Il y a quelques années, Antoine Gallimard m’a approché pour éditer les œuvres complètes de Lucien Rebatet dans la Bibliothèque de la Pléiade. Comment?! lui ai-je répondu, mais on ne peut pas faire ça, imaginez la réaction de la doxa, cet auteur n’a pas le droit de cité dans Paris intramuros.
C’est vrai que ce Rebatet (je ne vous parle pas du pâtissier de Marcel Proust, Rebattet) est un personnage encombrant. Comment dire, il fait parti de cette race d’écrivain de la première moitié du vingtième siècle qui a milité ouvertement pour la déportation des juifs dans les camps de concentration, avec ses copains Brasillach, Drieu, Céline, Cousteau et consort.

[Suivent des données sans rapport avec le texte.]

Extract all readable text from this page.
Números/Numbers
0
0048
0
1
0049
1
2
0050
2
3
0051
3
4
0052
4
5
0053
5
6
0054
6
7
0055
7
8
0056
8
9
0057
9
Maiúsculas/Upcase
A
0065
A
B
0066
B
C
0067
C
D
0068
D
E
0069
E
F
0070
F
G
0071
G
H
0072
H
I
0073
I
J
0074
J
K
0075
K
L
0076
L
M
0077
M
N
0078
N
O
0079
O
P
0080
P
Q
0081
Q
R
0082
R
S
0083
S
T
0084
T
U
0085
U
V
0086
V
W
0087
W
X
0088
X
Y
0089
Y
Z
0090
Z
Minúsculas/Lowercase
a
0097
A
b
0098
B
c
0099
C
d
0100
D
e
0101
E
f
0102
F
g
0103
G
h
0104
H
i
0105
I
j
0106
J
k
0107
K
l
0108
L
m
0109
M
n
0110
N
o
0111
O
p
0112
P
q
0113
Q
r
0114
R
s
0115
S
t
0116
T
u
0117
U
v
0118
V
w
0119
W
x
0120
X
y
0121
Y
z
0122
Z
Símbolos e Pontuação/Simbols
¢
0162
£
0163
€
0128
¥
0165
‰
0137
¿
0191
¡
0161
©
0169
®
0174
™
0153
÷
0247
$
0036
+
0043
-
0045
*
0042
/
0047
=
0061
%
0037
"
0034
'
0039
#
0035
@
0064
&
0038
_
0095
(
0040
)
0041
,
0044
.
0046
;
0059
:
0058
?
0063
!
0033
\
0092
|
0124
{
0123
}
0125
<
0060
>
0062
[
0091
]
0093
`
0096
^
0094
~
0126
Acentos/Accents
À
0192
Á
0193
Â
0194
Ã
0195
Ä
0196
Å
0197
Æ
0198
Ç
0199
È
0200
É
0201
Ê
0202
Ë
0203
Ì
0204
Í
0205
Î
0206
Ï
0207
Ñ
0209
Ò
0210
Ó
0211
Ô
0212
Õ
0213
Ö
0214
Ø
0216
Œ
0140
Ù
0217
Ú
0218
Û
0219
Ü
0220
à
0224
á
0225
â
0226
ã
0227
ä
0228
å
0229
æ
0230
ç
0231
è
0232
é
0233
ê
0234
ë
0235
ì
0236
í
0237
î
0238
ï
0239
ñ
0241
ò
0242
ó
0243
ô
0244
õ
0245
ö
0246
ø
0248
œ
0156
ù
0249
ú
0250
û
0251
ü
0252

Pourtant c’était la star à l’époque… C’est lui qui a écrit the best-seller sous l’Occupation ! Les Décombres, en 1942. C’est une grande fresque de la France des années 1930, un pamphlet qui dénonce ceux que Rebatet considérait comme les responsables de la défaite de 1940, notamment les hommes politiques de la IIIe République et les juifs.
À y réfléchir de plus près, c’est peu surprenant qu’il n’ai pas eu le même succès après-guerre, non ? En fait, tout se complique un peu pour notre Lucien national quand il est inscrit, en 1944, sur la première liste noire établie par le Comité National des Écrivains, un groupe d’intellectuels résistants. Dès lors, il est marqué au fer rouge, « À ÉXÉCUTER » ! Il se constituera prisonnier en Autriche, après avoir fuit Sigmaringen, le jour de la capitulation allemande. Jugé, condamné à mort. C’est qu’il ne s’est pas borné à ses Décombres, non, ça aurait été un peu léger. Pendant toute la guerre, il collabore à Je suis partout, le plus grand journal collaborationniste sous l’Occupation. C’est pour cela qu’il sera condamné à mort.
Finalement il est gracié en 1952 et sort de prison. Quelques semaines avant sa libération, Gallimard a publié son roman écrit en captivité, Les Deux Étendards, sous son vrai nom. Inutile de préciser qu’il n’a pas eu le même succès qu’avec son premier livre.
Rayé des listes ! Tout simplement. Son nom, son œuvre, ont été oblitérés par les vainqueurs, à travers le mouvement dégueulasse de l’épuration, qui a touché plus d’un million de Français. Il faut lire à ce sujet la brillante lettre de Jean Paulhan, l’éditeur de Rebatet et résistant, Aux directeurs de la Résistance.
Rebatet ? Connais pas. En revanche, la Résistance avec un grand R, ça je connais. Quel ignoble mythe que le résistancialisme ! Les Français sont passés maîtres dans l’art d’enfouir leur passé. Comment ça les collaborateurs, l’appel au meurtre, à la déportation ? Je ne connais que des résistants, mon grand-père était résistant. Quelle fierté ! Pareil, aux oubliettes les horreurs de la guerre d’Algérie !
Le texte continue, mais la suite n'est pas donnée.